ALBUQUERQUE, N.M. (AP) — One of three inmates who broke out of an Arizona prison and a woman who helped them escape pleaded guilty Friday in the slayings of an Oklahoma couple who were carjacked in New Mexico while the escapees were on the run.
Tracy Province, 44, and Casslyn Welch, 45, who has acknowledged her role in the prison break, faced murder charges and could have faced the death penalty in the 2010 slayings of Gary and Linda Haas.
Province and Welch agreed to plead guilty to charges of carjacking resulting in death, conspiracy, the use of a firearm during a violent crime and other charges.
As part of Province's deal, he agreed to serve at least five consecutive life terms. Welch faces up to life in prison on at least two of the counts, according to prosecutors.
Three relatives of the victims were in court for the hearing, where prosecutors detailed what happened on or about Aug. 2, 2010.
Gary and Linda Haas, both 61, from Tecumseh, Okla., had stopped at a rest stop just inside the New Mexico state line. They were on their way to Colorado for an annual camping trip.
Province and another escaped inmate — Welch's cousin and fiance, John McCluskey — forced themselves into the cab of the Haases' pickup. The inmates were armed with guns and had targeted the couple for their pickup and camping trailer, prosecutors said.
The couple were forced to drive west on Interstate 40 with the two inmates as Welch followed in another vehicle. The Haases were then ordered to pull off onto a two-lane road, stop and enter their trailer.
Prosecutors said Province and Welch waited outside while McCluskey went inside with the couple. Gunshots rang out and the husband and wife were killed.

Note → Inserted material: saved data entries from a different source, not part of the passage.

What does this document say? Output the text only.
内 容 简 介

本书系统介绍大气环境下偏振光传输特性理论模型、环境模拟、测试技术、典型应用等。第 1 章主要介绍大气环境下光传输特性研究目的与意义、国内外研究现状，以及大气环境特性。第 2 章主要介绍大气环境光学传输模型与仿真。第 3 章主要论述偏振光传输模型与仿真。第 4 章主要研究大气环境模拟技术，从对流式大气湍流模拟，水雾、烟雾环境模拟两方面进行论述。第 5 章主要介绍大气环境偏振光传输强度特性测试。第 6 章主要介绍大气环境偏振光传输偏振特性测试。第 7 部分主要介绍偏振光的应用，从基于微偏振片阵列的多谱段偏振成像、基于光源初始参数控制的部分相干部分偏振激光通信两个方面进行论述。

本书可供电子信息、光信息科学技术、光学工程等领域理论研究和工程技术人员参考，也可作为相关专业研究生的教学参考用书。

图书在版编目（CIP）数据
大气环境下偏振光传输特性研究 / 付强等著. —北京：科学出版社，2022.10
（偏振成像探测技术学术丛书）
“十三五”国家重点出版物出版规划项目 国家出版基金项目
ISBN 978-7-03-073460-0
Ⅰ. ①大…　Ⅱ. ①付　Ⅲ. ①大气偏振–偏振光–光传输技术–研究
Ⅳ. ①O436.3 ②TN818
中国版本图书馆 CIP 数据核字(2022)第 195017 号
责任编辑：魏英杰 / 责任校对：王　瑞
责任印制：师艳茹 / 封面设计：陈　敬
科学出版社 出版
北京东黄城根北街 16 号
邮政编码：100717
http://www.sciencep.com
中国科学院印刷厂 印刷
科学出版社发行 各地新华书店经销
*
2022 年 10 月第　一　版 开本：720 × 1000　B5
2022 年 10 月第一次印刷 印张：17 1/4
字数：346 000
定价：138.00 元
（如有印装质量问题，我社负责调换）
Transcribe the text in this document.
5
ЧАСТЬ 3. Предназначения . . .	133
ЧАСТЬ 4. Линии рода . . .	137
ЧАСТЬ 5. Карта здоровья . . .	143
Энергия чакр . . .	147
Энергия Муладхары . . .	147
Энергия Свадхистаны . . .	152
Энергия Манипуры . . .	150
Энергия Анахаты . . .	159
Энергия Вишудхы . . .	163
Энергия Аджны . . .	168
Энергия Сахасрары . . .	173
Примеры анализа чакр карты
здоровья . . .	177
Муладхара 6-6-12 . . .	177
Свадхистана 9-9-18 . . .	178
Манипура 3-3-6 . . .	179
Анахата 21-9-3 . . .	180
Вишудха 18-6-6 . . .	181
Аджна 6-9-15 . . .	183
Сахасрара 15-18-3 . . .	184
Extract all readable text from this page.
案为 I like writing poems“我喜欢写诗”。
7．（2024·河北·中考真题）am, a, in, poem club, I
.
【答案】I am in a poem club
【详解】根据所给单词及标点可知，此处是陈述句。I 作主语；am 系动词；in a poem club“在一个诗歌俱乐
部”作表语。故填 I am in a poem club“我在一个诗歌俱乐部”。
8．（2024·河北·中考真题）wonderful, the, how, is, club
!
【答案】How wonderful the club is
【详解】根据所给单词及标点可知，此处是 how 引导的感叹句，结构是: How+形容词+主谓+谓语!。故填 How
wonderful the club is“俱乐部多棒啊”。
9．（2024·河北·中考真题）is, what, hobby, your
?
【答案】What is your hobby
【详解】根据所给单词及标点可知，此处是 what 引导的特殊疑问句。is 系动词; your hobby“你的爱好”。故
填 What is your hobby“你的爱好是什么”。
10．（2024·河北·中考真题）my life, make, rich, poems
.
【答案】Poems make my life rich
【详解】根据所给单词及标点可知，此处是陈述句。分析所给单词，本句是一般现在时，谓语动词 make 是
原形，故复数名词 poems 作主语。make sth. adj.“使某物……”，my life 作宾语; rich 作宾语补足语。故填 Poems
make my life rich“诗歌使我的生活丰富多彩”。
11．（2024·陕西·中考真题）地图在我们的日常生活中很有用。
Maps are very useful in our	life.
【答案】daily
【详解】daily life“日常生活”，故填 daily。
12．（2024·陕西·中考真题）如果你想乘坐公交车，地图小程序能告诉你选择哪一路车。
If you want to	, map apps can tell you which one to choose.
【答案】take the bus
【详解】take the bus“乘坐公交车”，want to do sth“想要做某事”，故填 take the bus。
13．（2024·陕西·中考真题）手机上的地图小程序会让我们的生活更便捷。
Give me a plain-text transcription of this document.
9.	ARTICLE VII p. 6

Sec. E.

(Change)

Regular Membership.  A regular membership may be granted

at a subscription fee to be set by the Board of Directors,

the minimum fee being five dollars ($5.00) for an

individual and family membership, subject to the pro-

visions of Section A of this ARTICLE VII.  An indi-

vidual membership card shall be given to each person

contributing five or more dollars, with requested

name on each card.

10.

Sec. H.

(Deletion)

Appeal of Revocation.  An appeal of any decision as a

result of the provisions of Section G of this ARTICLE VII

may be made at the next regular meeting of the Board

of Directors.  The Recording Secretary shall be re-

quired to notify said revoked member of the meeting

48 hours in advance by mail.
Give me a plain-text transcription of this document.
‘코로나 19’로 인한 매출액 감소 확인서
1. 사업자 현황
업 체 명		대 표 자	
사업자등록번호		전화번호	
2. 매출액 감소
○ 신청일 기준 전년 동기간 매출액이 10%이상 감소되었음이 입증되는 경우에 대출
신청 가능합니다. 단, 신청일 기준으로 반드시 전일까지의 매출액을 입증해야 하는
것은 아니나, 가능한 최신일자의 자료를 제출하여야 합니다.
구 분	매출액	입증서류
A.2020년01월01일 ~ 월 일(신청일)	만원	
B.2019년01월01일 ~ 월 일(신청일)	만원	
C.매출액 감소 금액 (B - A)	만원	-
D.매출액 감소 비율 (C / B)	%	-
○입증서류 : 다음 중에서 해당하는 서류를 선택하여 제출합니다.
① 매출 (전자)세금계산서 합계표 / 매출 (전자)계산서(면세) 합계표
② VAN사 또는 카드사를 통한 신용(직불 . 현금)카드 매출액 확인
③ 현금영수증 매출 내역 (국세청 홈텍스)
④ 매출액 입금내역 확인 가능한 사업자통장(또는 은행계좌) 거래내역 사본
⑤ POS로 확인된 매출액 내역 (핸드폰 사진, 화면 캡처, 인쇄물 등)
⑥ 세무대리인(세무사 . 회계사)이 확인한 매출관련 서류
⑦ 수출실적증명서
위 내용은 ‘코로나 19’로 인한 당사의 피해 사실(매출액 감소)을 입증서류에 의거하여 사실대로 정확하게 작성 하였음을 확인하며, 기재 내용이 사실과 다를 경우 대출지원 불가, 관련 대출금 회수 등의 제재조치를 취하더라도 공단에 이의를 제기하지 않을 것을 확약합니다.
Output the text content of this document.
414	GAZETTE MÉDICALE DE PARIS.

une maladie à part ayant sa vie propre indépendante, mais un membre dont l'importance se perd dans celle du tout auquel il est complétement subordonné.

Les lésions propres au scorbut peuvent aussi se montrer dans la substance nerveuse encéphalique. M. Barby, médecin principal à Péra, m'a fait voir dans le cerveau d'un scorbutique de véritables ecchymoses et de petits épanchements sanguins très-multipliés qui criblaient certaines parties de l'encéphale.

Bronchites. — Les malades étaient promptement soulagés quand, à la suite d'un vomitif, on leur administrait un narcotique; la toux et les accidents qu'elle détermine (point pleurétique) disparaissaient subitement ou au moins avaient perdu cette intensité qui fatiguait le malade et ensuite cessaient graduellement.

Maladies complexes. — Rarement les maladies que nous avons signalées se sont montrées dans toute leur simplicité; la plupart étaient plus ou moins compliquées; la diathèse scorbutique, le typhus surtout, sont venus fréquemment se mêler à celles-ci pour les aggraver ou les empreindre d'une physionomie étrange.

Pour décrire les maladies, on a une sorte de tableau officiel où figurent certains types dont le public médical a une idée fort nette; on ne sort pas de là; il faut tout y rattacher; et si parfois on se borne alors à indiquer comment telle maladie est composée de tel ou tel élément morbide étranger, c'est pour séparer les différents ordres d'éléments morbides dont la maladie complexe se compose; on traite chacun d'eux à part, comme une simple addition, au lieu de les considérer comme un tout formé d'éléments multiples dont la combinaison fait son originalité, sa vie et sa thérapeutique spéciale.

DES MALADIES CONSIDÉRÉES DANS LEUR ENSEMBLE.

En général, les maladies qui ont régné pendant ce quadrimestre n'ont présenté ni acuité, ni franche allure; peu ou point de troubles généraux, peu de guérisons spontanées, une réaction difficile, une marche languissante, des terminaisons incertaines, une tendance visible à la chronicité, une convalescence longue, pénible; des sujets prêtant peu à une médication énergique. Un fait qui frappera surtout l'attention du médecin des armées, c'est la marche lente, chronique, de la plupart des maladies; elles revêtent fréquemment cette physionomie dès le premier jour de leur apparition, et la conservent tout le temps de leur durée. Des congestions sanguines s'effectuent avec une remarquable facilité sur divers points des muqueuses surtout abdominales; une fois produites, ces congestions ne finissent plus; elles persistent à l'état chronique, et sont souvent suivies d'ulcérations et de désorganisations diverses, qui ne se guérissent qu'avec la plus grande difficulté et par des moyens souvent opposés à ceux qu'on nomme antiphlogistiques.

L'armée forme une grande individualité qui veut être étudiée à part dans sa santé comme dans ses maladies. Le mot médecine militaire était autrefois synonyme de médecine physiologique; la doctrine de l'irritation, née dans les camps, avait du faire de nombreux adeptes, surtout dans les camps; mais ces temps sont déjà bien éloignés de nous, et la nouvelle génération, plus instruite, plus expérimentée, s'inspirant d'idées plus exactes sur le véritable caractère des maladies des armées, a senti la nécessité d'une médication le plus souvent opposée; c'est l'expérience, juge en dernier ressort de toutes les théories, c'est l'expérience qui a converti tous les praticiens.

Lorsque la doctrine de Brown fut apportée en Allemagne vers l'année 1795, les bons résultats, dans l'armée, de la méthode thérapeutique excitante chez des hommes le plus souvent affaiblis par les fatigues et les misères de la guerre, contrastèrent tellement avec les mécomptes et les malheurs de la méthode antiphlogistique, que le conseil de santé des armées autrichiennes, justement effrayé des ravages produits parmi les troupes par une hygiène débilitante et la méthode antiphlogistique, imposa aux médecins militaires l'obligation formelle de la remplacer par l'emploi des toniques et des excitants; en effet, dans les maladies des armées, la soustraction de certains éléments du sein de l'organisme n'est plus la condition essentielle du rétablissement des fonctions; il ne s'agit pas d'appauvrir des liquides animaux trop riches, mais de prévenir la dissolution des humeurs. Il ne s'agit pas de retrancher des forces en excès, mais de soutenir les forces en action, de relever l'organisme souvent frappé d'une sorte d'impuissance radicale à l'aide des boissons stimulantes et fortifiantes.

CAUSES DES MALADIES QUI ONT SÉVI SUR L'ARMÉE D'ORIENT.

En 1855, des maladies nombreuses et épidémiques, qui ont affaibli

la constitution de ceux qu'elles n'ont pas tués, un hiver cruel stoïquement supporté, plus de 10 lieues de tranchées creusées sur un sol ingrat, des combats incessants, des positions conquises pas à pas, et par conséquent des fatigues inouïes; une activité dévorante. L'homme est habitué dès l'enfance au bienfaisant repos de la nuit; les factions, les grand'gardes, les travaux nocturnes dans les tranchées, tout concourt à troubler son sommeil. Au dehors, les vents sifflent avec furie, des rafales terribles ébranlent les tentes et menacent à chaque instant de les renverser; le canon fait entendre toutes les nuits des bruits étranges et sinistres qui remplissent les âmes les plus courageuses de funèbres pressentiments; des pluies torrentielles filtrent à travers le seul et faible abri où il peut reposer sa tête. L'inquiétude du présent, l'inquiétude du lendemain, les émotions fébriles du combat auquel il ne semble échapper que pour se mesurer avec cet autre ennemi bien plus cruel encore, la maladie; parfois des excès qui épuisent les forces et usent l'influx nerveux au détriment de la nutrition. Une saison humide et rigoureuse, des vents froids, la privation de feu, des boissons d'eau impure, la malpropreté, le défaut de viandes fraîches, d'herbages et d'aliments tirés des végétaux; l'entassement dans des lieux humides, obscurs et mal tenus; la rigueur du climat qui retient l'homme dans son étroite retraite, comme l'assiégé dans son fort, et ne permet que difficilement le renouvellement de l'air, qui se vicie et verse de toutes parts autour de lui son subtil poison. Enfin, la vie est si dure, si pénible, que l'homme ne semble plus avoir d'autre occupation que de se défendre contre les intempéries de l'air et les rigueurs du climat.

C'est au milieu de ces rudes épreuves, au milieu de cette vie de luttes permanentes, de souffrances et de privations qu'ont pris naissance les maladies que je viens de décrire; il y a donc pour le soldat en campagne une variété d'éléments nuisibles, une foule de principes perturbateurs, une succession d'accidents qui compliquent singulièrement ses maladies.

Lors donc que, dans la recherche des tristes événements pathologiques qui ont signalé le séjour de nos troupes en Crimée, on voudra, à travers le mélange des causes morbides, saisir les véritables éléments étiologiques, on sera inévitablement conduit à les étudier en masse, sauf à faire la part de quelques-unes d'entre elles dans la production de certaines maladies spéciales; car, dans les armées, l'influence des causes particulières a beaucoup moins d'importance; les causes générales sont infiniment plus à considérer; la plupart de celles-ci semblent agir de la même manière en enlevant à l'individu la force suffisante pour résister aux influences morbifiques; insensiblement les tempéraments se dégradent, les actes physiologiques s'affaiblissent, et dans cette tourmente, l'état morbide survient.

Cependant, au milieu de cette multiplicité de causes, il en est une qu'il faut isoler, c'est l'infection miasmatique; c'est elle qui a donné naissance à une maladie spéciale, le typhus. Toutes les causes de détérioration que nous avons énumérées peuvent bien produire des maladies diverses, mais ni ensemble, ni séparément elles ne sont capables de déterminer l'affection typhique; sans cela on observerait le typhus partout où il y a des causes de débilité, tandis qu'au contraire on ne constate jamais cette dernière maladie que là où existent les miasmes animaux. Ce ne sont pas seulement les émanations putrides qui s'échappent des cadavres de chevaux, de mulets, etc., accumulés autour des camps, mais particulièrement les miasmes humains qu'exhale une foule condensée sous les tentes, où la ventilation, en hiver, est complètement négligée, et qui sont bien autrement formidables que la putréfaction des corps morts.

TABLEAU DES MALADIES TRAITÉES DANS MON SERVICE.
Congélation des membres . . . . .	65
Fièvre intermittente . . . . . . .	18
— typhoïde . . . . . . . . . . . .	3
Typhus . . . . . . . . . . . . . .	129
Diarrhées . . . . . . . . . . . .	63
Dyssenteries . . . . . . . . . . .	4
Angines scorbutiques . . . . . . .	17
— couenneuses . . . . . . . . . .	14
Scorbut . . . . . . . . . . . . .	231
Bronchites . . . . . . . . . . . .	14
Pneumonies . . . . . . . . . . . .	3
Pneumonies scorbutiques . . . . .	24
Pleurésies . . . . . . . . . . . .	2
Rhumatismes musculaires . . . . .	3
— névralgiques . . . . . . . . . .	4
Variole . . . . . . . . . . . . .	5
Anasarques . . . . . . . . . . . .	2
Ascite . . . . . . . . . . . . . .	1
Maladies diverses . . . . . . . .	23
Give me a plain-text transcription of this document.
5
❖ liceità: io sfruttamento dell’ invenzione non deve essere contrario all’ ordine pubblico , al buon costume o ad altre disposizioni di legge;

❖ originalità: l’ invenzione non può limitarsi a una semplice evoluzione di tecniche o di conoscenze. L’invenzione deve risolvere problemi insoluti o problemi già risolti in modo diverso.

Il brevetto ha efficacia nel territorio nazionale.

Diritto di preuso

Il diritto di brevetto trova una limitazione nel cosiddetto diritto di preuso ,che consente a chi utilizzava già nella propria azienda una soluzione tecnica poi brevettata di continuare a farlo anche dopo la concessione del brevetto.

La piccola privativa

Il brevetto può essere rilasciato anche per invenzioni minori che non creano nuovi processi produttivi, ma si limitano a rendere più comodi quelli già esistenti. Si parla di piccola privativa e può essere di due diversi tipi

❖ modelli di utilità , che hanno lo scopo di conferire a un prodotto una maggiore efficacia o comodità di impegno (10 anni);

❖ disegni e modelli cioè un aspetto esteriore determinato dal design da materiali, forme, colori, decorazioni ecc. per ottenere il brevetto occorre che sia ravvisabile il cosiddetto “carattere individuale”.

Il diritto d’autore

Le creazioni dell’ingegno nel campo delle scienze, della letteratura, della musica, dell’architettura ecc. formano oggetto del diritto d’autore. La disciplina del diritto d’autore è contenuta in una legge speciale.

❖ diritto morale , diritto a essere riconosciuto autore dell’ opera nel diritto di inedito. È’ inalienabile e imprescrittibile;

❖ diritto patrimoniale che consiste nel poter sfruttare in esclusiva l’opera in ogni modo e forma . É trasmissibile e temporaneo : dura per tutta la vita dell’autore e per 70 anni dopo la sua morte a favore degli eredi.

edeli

The three then decided to drive the truck and trailer to a remote ranch in eastern New Mexico. There, they burned the trailer with the Haases' bodies inside before driving off with the truck, the couple's money and three of their handguns.
McCluskey remains jailed and is scheduled for trial in March 2013. He could face the death penalty if convicted. That decision will ultimately be made by U.S. Attorney General Eric Holder.
Welch pleaded guilty last year in Arizona to state charges of helping McCluskey, Province and Daniel Renwick flee a medium-security prison near Kingman. The escape sparked a nationwide manhunt.
Welch acknowledged throwing cutting tools onto the prison grounds. The three inmates used the tools to break through a perimeter fence and flee into the desert. Welch had also supplied the men with guns and money, and Renwick with a get-away vehicle.
Renwick was captured a day later after a shootout in western Colorado.
Province, McCluskey and Welch found themselves without transportation. Authorities say they kidnapped two truck drivers at gunpoint and forcing the drivers to take them to Flagstaff.
Following the slayings in New Mexico, Province separated from McCluskey and Welch and was arrested about a week later in Wyoming.
Welch and McCluskey were arrested nearly three weeks later at an Arizona campsite after a U.S. Forest Service employee spotted their beat-up Nissan backed suspiciously into the trees.
Welch, Province and Renwick have resolved the Arizona charges related to the escape. McCluskey is appealing his convictions on the state charges.
Renwick pleaded guilty to two counts of first-degree attempted murder in the shootout and was sentenced to 60 years behind bars.
The escape had cast a critical spotlight on Arizona's prison system. A report revealed a series of security breakdowns at the prison operated by Management and Training Corp., including alarms that went off so often that prison personnel just ignored them. The prison warden and a security official resigned.